Hoy se cumplen 299 años de la publicación de Robinson Crusoe, la famosa novela de Daniel Defoe. Mucho ojo y no confundir con su primo, el actor Willem Dafoe. Usted se preguntará por qué no he esperado al año que viene para celebrar esta efeméride literaria y así redondear los tres siglos exactos. Pues muy fácil, no se me ocurre otro tema y, además, así me adelanto a los miles de columnistas que dentro de un año estarán machacando Wikipedia para sacar este asunto a colación. Qué me gusta esa expresión, sacar a colación. A dónde, a colación. Sacar a la palestra, sacar a relucir. Me pregunto si se puede sonsacar a colación. Seguro que la Guardia Civil sí puede.

El libro en sí es entretenido, aunque sin llegar al trepidante nivel de La isla del tesoro. De hecho es una mezcla entre Supervivientes, de Tele5, y Náufrago, de Tom Hanks. Imaginen glosar en seiscientas páginas los 28 años de abandono de un marinero británico. 28 años al solano sin sangría ni aftersun. Un infierno. Me levanto, pesco, almuerzo, me echo una siesta, me despierto, recojo agua, doy un paseo, ceno, me acuesto. Como un funcionario de baja, pero sin cobertura en el móvil. Y así día tras día, más aburrido que Spiderman en un descampado. Menos mal que la novela recobra interés cuando Robinson rescata a un aborigen con el que no se entiende, así que no puede contarle chistes de humor inglés ni aquello del Brexit, pero congenian a pesar de todo y montan un crowdfunding para escapar de la isla. Si el náufrago hubiera sido español el final sería distinto: el aborigen matado a trabajar, palmera para arriba, cocotero para abajo. Y el paisano de pié, liberado sindicalmente. Opinando, indicando, corrigendo. La quilla de esa balsa de bambú no está recta, diría el maromo con orgullo patrio masticando un palillo. Jamás hubiera vuelto a la civilización, habría recalificado los terrenos y proyectado un complejo de esos de todo incluido para darle el pase. Crusoe & Viernes Spa-Resort, pelotazo asegurado.

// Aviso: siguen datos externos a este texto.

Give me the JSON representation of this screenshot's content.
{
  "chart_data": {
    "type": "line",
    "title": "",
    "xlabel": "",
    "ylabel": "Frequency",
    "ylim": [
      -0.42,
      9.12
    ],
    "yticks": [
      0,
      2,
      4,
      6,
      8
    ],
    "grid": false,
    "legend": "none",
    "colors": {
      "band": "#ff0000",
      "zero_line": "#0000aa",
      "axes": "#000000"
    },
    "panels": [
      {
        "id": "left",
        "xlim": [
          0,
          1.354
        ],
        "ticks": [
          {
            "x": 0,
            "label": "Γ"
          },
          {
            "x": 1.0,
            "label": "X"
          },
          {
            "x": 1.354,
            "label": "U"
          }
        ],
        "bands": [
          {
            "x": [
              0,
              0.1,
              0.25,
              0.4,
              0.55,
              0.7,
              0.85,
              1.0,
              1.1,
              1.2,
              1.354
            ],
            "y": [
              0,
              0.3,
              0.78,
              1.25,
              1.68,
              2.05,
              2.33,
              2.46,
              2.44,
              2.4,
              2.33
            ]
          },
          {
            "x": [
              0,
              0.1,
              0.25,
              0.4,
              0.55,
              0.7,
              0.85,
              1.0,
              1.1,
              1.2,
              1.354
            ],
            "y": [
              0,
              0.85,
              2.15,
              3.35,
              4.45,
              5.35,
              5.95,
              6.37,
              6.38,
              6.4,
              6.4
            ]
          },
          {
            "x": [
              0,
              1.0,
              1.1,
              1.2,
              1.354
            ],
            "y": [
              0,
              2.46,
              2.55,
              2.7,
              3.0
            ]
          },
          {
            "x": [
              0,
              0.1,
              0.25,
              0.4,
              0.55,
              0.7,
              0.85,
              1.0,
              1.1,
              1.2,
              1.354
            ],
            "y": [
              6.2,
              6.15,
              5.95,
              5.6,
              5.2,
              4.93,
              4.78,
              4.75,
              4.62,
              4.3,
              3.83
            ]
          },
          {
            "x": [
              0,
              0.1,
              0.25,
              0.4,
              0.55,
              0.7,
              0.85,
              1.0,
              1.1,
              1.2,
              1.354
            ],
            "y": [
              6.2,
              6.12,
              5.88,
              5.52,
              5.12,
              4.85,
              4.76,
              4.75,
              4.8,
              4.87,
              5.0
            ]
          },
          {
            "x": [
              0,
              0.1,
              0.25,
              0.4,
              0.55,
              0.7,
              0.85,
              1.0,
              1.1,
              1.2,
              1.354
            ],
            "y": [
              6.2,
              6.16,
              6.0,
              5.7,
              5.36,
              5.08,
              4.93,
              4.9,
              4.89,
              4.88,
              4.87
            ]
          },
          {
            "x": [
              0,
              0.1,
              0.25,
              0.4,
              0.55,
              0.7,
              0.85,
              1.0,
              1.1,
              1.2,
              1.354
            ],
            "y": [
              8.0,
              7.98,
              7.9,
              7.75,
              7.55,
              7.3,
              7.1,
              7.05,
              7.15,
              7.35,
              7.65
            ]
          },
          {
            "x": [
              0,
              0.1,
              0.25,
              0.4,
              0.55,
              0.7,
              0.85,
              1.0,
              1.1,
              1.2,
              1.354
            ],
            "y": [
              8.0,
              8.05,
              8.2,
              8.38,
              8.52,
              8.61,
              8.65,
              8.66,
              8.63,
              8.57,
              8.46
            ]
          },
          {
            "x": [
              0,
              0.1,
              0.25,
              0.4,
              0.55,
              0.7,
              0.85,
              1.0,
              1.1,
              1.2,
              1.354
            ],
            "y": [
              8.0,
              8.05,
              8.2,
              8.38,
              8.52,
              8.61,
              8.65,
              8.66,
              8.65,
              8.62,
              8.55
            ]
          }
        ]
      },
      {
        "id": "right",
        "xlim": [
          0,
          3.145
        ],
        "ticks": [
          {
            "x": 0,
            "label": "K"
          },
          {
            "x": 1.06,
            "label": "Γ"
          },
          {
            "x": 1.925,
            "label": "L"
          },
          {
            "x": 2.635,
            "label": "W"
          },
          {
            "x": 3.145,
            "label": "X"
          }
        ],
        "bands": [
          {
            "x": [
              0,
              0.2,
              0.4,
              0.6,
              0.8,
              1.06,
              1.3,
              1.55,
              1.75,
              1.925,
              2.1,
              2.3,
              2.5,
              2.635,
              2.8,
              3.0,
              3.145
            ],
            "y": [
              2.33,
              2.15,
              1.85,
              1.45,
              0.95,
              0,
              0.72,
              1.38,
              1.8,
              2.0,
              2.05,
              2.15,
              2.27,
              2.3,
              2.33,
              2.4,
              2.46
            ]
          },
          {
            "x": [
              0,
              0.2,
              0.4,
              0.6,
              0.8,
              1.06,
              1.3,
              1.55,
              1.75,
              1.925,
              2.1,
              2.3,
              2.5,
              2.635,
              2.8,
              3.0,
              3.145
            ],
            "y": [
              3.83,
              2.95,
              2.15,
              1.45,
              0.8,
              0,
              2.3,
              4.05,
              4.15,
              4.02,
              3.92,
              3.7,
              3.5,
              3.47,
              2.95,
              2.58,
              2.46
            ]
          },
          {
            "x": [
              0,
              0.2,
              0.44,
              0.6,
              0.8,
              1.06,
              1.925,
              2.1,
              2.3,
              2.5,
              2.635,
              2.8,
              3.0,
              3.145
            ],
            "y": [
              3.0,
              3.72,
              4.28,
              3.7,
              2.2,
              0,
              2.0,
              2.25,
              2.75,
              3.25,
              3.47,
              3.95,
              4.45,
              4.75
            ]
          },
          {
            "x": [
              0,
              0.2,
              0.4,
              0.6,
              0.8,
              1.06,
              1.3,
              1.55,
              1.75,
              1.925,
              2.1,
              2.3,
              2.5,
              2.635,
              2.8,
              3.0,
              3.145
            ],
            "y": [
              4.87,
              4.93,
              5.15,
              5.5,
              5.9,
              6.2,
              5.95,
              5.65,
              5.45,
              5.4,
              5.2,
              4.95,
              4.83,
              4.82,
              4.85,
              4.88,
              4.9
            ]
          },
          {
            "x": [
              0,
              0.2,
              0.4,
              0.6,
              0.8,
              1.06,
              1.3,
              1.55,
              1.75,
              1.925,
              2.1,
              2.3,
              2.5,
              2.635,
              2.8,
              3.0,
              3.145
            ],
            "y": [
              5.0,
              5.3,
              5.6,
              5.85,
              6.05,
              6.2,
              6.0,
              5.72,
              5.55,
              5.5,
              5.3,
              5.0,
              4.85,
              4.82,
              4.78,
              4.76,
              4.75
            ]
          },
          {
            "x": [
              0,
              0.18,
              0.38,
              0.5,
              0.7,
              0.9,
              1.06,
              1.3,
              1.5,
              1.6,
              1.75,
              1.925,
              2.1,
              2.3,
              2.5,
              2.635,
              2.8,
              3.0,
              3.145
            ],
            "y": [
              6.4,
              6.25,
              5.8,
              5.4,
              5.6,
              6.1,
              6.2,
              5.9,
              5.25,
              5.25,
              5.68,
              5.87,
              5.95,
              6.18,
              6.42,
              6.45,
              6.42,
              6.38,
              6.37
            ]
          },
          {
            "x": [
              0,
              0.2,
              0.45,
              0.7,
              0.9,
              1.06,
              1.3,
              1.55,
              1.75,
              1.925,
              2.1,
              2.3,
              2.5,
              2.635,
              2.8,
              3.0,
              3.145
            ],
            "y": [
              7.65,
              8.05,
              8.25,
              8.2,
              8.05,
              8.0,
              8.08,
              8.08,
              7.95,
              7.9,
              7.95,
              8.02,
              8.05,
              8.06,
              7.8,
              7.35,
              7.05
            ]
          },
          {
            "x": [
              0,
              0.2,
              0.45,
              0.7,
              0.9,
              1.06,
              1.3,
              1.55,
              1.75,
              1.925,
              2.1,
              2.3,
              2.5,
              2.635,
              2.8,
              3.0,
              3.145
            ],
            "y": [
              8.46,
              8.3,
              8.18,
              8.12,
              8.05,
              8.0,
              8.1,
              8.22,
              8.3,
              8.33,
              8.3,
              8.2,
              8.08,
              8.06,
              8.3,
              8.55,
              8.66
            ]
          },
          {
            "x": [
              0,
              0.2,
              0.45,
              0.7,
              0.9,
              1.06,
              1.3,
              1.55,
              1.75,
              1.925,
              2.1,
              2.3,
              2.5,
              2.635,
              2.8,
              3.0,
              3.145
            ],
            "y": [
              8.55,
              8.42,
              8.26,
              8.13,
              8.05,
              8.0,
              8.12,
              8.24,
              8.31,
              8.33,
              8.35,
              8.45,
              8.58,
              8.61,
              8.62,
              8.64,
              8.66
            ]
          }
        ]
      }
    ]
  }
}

Esta historia de épica personal, de la lucha por mantener la cordura, de la pugna por conservar los valores a pesar del salvajismo reinante es tan universal como intemporal. Según un estudio realizado ad hoc, el 25% de la población española vive sola y más de la mitad ha experimentado este sentimiento en el último año. Una cuarta parte desayuna y duerme sola. Un drama cuyo frustrante efecto se multiplica si el aislamiento se refiere a personas dependientes o ancianas. Nadie con quien hablar, nadie con quien compartir, nadie con quien respirar. Si ya es difícil afrontar la vida con el apoyo de la familia, imagine lo que es sobrellevar una enfermedad, un accidente o un malestar absolutamente solo. Sin ayuda ni consejo, sin compañía ni consuelo. Olvidados como el plástico que tiramos al mar.

La naturaleza humana es así. Una vida de ilusiones, de planes por hacer, de sueños por cumplir. Llega la viudedad, la emancipación de los hijos o la muerte de los amigos y aparece una profunda y silenciosa soledad que vino de repente, sin invitación, para nunca marcharse. Hay quien tiene suerte y rompe su rutina con las risas de los nietos, otros menos afortunados bajan al parque para compartir banco al sol, sin más entretenimiento que esperar a que llegue su hora. Triste pero es así. Lo que va contra natura es sentirse solo con 30 años, bien porque emigraste o porque tu economía es el pasaporte a una isla desierta en medio de la gran ciudad. Pues cada vez hay más, y con peor pronóstico. Confinados en su caverna, entre la hoguera y el muro, sin salida aparente, mirando al mundo por la estrechez de un tragaluz llamado internet, abocados a la esclavitud del sesgo incontrastable.

Pero aún hay una soledad peor, pues no hay desamparo más doloroso que el compartido. Cuántas personas se sienten solas aún viviendo rodeadas de gente, de ruido. Sobran Robinsones y faltan Viernes.

Y yo creía que no tenía nada sobre lo que escribir hoy. A ver si salgo más, que empiezo a sentirme como un candidato socialista a la alcaldía de Madrid.